Los hallazgos de Popper y de Poincaré limitan nuestra capacidad para ver en el futuro, haciendo de éste un reflejo muy complicado del pasado, si es que existe tal reflejo. Una sólida aplicación al mundo social procede de un amigo de sir Karl Popper, el economista intuitivo Friedrich Hayek. Hayek es uno de los pocos miembros célebres de su «profesión» (junto con J. M. Keynes y G. L. S. Shackle) que se centra en la auténtica incertidumbre, en las limitaciones del conocimiento, es decir, en los libros no leídos de la biblioteca de Eco.

En 1974 recibió el Premio del Banco de Suecia en Ciencias Económicas a la Memoria de Alfred Nobel, pero si se lee su discurso de aceptación, uno se queda un tanto sorprendido. Se titula, significativamente, «La ficción del conocimiento», y en él habla de otros economistas y de la idea del planificados Hayek criticaba el uso de las herramientas características de la ciencia pura en las ciencias sociales, y lo hacía de forma deprimente, justo antes de la gran eclosión de tales métodos en economía. Posteriormente, el extendido uso de complicadas ecuaciones hizo que el medio en que se mueven los pensadores empíricos fuese peor que de lo que era antes del discurso de Hayek. Todos los años aparece un artículo o un libro cuyos autores se lamentan del sino de la economía y sus intentos por imitar la física. El último que he leído dice que los economistas deberían aspirar al papel de modestos filósofos y no al de grandes sacerdotes. Pero son recomendaciones que entran por una oreja y salen por la otra.

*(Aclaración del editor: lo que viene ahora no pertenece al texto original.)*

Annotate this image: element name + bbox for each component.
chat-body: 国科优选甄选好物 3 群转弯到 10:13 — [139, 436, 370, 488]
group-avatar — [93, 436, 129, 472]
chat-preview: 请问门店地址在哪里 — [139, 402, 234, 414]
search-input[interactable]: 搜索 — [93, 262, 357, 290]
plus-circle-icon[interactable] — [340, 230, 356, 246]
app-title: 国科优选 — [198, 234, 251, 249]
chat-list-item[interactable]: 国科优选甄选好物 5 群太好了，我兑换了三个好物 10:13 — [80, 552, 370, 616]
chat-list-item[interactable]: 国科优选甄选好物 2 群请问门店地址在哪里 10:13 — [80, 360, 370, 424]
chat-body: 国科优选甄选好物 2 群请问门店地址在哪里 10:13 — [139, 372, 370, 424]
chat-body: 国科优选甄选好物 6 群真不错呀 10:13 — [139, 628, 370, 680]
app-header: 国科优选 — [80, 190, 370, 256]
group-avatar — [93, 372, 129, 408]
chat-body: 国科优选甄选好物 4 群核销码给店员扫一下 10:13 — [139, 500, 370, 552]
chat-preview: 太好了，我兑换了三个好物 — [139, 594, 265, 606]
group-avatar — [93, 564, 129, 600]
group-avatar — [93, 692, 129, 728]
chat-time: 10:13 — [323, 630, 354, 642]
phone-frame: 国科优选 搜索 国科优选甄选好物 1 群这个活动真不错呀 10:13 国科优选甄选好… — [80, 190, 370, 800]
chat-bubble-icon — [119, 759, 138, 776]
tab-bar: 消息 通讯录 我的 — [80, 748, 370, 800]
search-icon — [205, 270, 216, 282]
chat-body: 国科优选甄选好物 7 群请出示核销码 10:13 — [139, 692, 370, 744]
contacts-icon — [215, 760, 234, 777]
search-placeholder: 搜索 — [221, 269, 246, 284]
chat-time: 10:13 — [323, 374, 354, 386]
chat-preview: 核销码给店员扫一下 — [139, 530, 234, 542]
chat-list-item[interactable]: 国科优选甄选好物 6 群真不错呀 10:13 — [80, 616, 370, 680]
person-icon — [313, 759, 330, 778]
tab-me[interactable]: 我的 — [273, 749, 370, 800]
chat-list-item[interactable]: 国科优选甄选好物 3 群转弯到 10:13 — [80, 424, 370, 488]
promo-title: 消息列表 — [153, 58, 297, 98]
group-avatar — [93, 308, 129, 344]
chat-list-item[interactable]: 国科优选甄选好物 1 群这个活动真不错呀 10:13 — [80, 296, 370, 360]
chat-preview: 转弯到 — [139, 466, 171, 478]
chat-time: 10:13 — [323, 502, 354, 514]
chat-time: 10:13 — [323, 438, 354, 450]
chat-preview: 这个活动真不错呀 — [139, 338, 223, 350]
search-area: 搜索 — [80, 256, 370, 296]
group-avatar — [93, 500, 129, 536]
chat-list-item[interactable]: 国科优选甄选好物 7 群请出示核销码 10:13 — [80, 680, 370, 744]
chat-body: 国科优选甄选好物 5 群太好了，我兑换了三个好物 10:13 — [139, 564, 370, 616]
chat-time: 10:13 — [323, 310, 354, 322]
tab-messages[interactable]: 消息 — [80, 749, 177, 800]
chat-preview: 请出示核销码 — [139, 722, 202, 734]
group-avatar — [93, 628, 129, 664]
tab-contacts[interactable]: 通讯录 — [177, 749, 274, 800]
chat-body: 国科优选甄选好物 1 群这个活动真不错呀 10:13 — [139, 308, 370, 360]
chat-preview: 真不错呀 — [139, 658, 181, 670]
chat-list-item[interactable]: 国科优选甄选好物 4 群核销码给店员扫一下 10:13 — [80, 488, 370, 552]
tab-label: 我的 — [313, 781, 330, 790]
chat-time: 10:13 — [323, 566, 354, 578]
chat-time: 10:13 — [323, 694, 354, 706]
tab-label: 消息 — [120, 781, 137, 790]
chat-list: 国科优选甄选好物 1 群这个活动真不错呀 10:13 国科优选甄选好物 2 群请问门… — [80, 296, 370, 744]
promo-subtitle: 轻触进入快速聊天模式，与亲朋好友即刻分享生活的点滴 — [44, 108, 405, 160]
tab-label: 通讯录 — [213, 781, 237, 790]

Para Hayek, una auténtica previsión se hace orgánicamente por medio de un sistema, no por decreto. Una única institución, por ejemplo, el planificador central, no puede agregar los conocimientos precisos: faltarán muchos fragmentos importantes de información. Pero la sociedad en su conjunto podrá integrar en su funcionamiento estas múltiples piezas de información. La sociedad como totalidad piensa fuera de lo establecido. Hayek atacaba el socialismo y gestionaba la economía como un producto de lo que yo he llamado conocimiento del estudioso obsesivo o platonicidad: debido al crecimiento del conocimiento científico, sobreestimamos nuestra capacidad para entender los sutiles cambios que acontecen en el mundo, así como la importancia que hay que dar a cada uno de ellos. Hayek llamó acertadamente a este fenómeno «cientifismo».

Esta dolencia está gravemente integrada en nuestras instituciones, motivo por el cual temo tanto a los gobiernos como a las grandes empresas (resulta difícil distinguir entre unos y otras). Los gobiernos hacen previsiones y las empresas realizan proyecciones; todos los años, diversos analistas proyectan el nivel de los tipos de interés de las hipotecas y el estado de la Bolsa para el final del año siguiente. Las empresas sobreviven no porque hayan hecho buenas previsiones, sino porque, al igual que los directores ejecutivos que visitaban Wharton de los que hablé antes, es posible que hayan tenido suerte. Y, como le ocurre al propietario de un restaurante, es posible que se hagan daño a sí mismas, pero no a nosotros: quizá nos ayudan y subvencionan nuestro consumo mediante el regalo de ciertos bienes, como las llamadas telefónicas baratas al resto del mundo financiadas mediante la inversión exagerada en la era del punto com. Los consumidores podemos dejar que prevean todo lo que quieran si eso es lo que necesitan para trabajar. Dejemos que sean ellas mismas las que se cuelguen si así lo desean.